Unos robotistas han creado un sorprendente sistema robótico modular (robots que pueden existir por separado o acoplarse juntos para conformar un único robot, sin requerir ayuda humana para ello) que, gracias a su inteligencia artificial, adapta su configuración a las necesidades de su situación y a las características del terreno por el que se desplaza con sus patas.

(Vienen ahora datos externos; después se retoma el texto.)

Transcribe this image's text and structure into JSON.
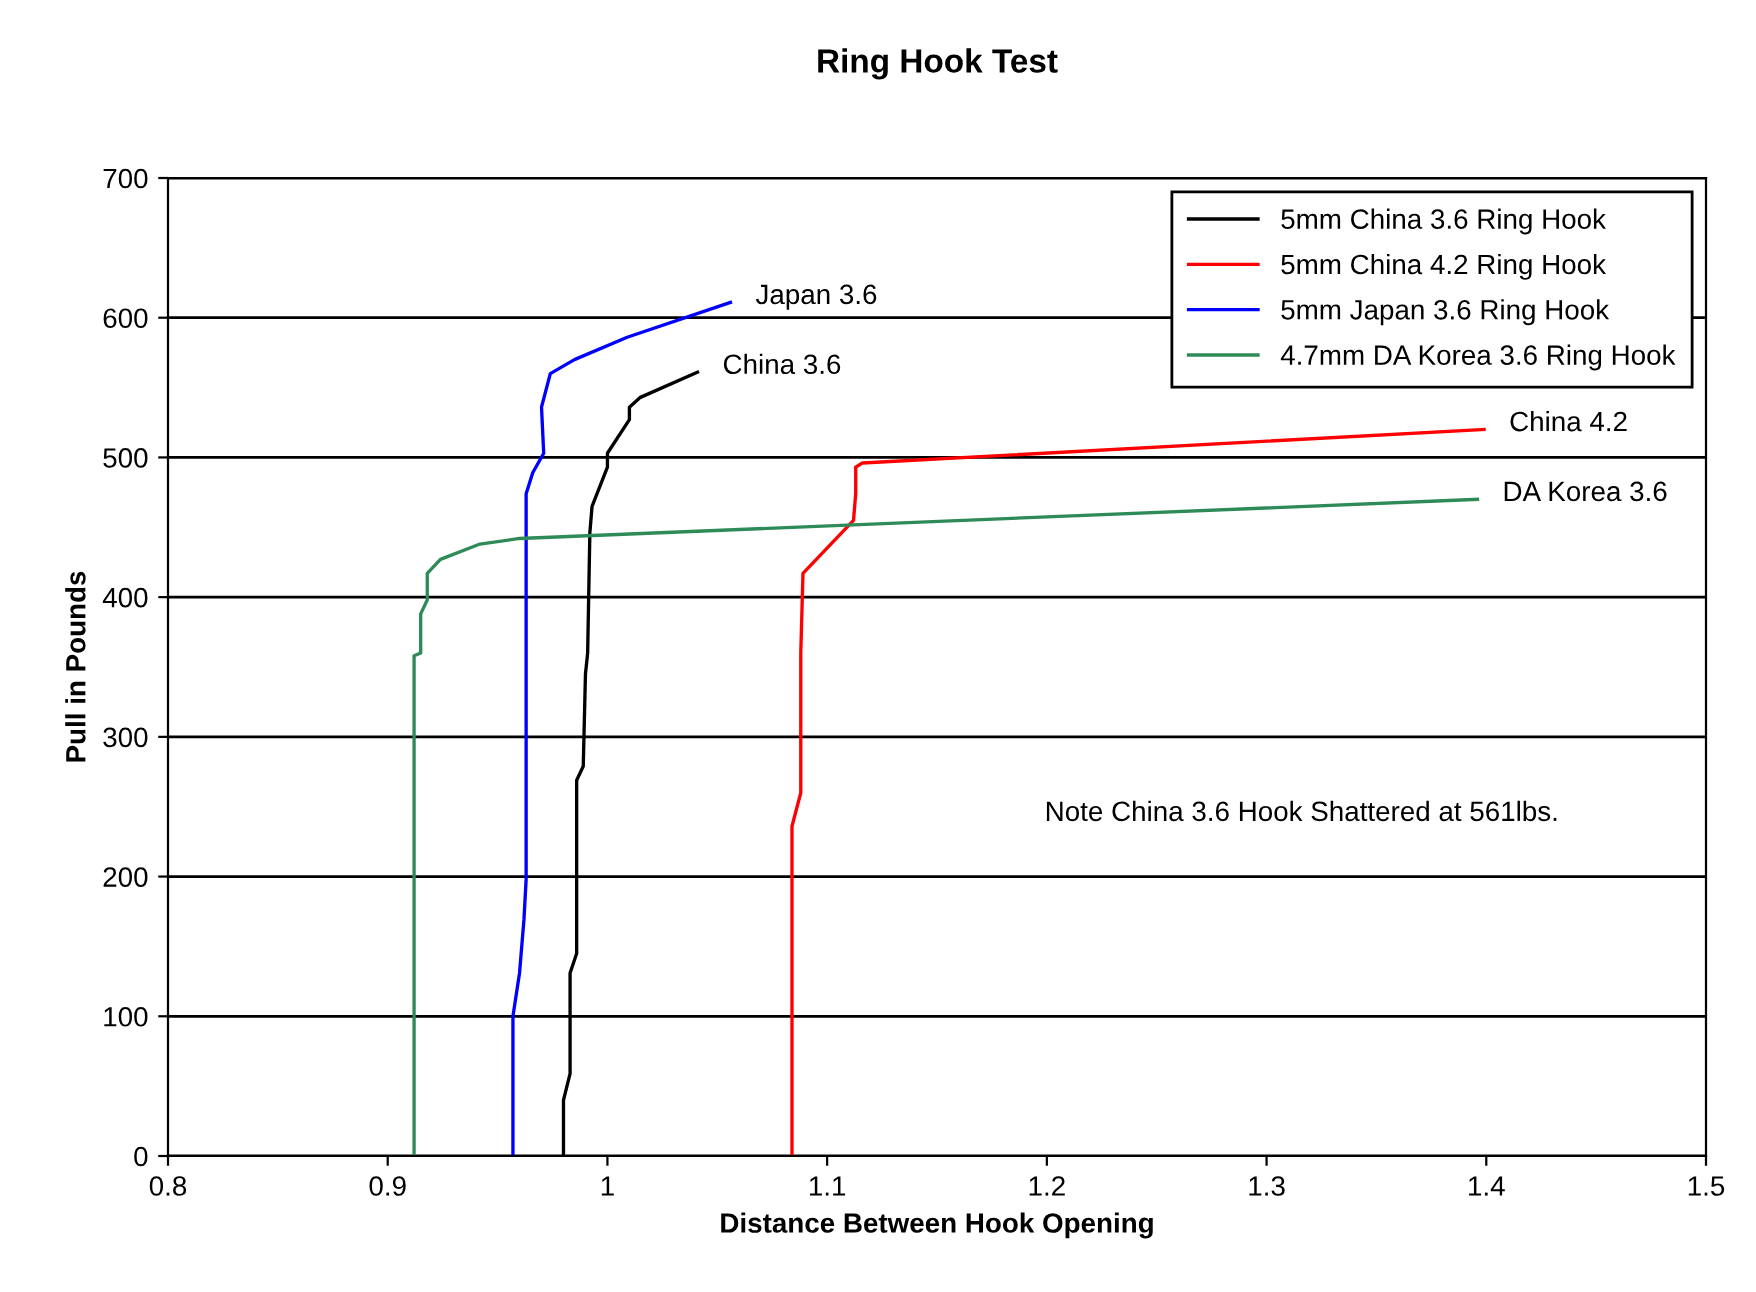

Este sistema robótico es obra de un equipo integrado, entre otros, por Sam Kriegman y Chen Yu, de la Universidad del Noroeste en Evanston, Illinois, Estados Unidos.

Gracias a su habilidad para cambiar de configuración y por tanto de forma, el nuevo robot es capaz de reajustarse para compensar los efectos de desperfectos graves como por ejemplo la pérdida de movilidad en una pata, y seguir avanzando por casi cualquier terreno.

El robot, al que sus creadores describen como “una metamáquina con patas”, está hecho de módulos autónomos que, a modo de piezas del juego de construcción Lego, se combinan en una cantidad virtualmente infinita de configuraciones. Cada módulo por sí solo es un robot completo con su propio motor, batería y ordenador. Por sí mismo, un módulo puede rodar, girar y saltar. Pero cuando los módulos se combinan en un solo robot, las prestaciones resultantes son muy superiores a las de la mera suma de las prestaciones de todos los robots pequeños integrantes.